TC SRM 527

p275

It is p275 so would be a bit harder than the normal p250. The problem is:
Find a tree with n nodes that achieves maximum score. The score of a tree is the sum of score of all nodes, and the score of a node depends on its degree. You are given an array scores[0..n-1] with each element between 0 and 10000, a node with degree d would have score=scores[d-1].

Thought for quite some time but no good idea. For a tree you can try recursively remove one leaf and work on the rest. Another line of attack is to notice the total deg of a tree is 2(n-1). Enumerate a node with deg=1 to n-1 and recurse on the (n-1,d-deg). However, there is no guarantee that there is a node with deg.

Archon.JK submitted this problem within 5min!

I think I understand the problem now, after reading Archon.JK's solution.

his code looks like this
dp[1][0] = 0, u[] = [0, score[]]
for i=1 to n
for j=1 to i-1
for p=1 to n-1
for q=0 to n-2
dp[i][p] = max(dp[i][p], dp[j][p-1]+dp[i-j][q]-u[p-1]-u[q]+u[p]+u[q+1])

and the answer is max of dp[n][0] to dp[n][n-1]

dp[i][j] means best score for a tree with i nodes and one of them has deg=j
The idea is to split a tree with i nodes and a node with deg=p into two subtrees, one with j nodes and the other with i-j nodes, split at deg=p, so one subtree now has a node with deg=p-1 and the other one has deg=q. After merge they become deg=p and deg=q+1.

One possible improvement is to split a tree at a leaf, at node with deg=d. The code looks like this

dp[1][0]=0;
for i=2 to n
for d=1 to i-1
dp[i][d] = max( , dp[i-1][d-1]+dp[1][0]-u[d-1]-u[0]+u[d]+u[1])
we also need to update dp[i][1] since we now have a deg=1 node
dp[i][1] = max( , dp[i][d])

Now the answer is dp[n][1]

// As I was writing this one, I realized how difficult it is to write a solution. That explains why so few people would bother to write solution or summary and even for those who do, it gets delayed or incomplete

p450
Given the rows of a matrix, in order from 0 to m-1. Each row is a string of "0,1,?"
the columns are given as well, in random order. The problem is to find a matrix that agrees with both given rows and columns, and among all feasible ones, find the lexico smallest matrix. No more than 30 rows and 30 columns.

No good idea. As usual I have no idea on level 2 problem.

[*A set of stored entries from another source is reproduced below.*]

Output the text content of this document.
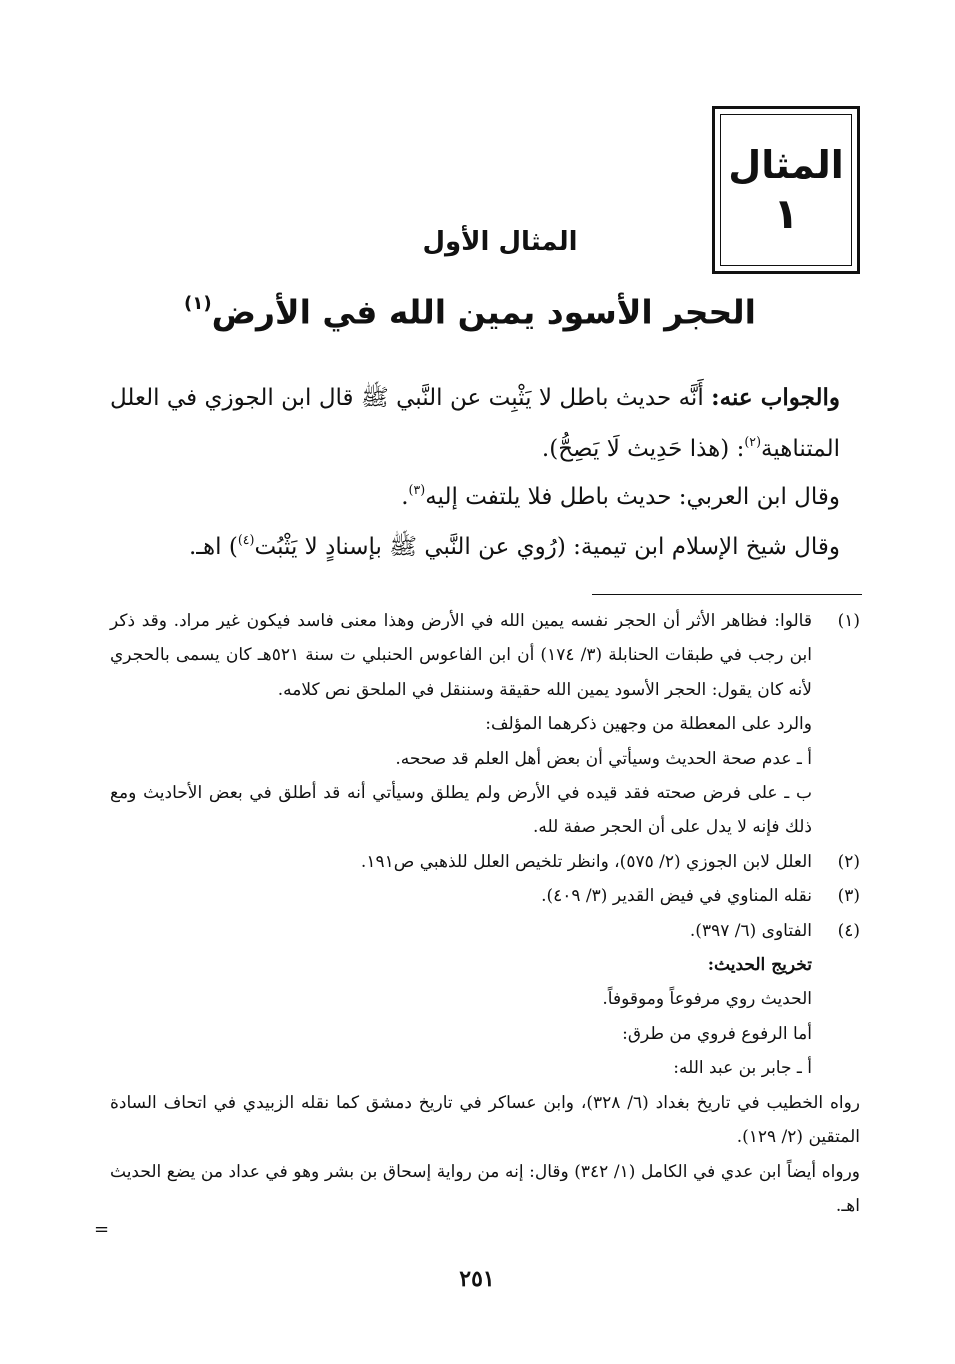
المثال
١
المثال الأول
الحجر الأسود يمين الله في الأرض$^{(١)}$
والجواب عنه: أَنَّه حديث باطل لا يَثْبِت عن النَّبي ﷺ قال ابن الجوزي في العلل المتناهية$^{(٢)}$: (هذا حَدِيث لَا يَصِحُّ).
وقال ابن العربي: حديث باطل فلا يلتفت إليه$^{(٣)}$.
وقال شيخ الإسلام ابن تيمية: (رُوي عن النَّبي ﷺ بإسنادٍ لا يَثْبُت$^{(٤)}$) اهـ.
(١)
قالوا: فظاهر الأثر أن الحجر نفسه يمين الله في الأرض وهذا معنى فاسد فيكون غير مراد. وقد ذكر ابن رجب في طبقات الحنابلة (٣/ ١٧٤) أن ابن الفاعوس الحنبلي ت سنة ٥٢١هـ كان يسمى بالحجري لأنه كان يقول: الحجر الأسود يمين الله حقيقة وسننقل في الملحق نص كلامه.
والرد على المعطلة من وجهين ذكرهما المؤلف:
أ ـ عدم صحة الحديث وسيأتي أن بعض أهل العلم قد صححه.
ب ـ على فرض صحته فقد قيده في الأرض ولم يطلق وسيأتي أنه قد أطلق في بعض الأحاديث ومع ذلك فإنه لا يدل على أن الحجر صفة لله.
(٢)
العلل لابن الجوزي (٢/ ٥٧٥)، وانظر تلخيص العلل للذهبي ص١٩١.
(٣)
نقله المناوي في فيض القدير (٣/ ٤٠٩).
(٤)
الفتاوى (٦/ ٣٩٧).
تخريج الحديث:
الحديث روي مرفوعاً وموقوفاً.
أما الرفوع فروي من طرق:
أ ـ جابر بن عبد الله:
رواه الخطيب في تاريخ بغداد (٦/ ٣٢٨)، وابن عساكر في تاريخ دمشق كما نقله الزبيدي في اتحاف السادة المتقين (٢/ ١٢٩).
ورواه أيضاً ابن عدي في الكامل (١/ ٣٤٢) وقال: إنه من رواية إسحاق بن بشر وهو في عداد من يضع الحديث اهـ.
=
٢٥١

OK, lyrically's solution makes sense now.
Since we want lexico minimum solution, for each pos, from row 0 to m-1, col 0 to n-1, if cell is '?', we try '0', if the resulted subproblem has a feasible solution, then we fix this '?' to '0', otherwise we put a '1' here.

The subproblem is a bipartite matching problem, cardinality only, without weights. We can construct col[0] to col[n-1] from the rows. If there is a perfect match to the permuted columns, then we have a feasible solution.

Actually, for TC problems, many times if it looks like you need to try all permutations, there is a good chance that you can solve it with bipartite matching.

TODO: both topcoder.com and arena are down currently, need to verify solution.

p250 and p500 PASSED.
Two bugs in implementation of augment, one is that left is 0..n-1 and right is n..2n-1. and when augment, if from left to right, try all neighbors, if right to left, need to follow the matched vertex on the left.

Currently use BFS. The code looks rather ad hoc.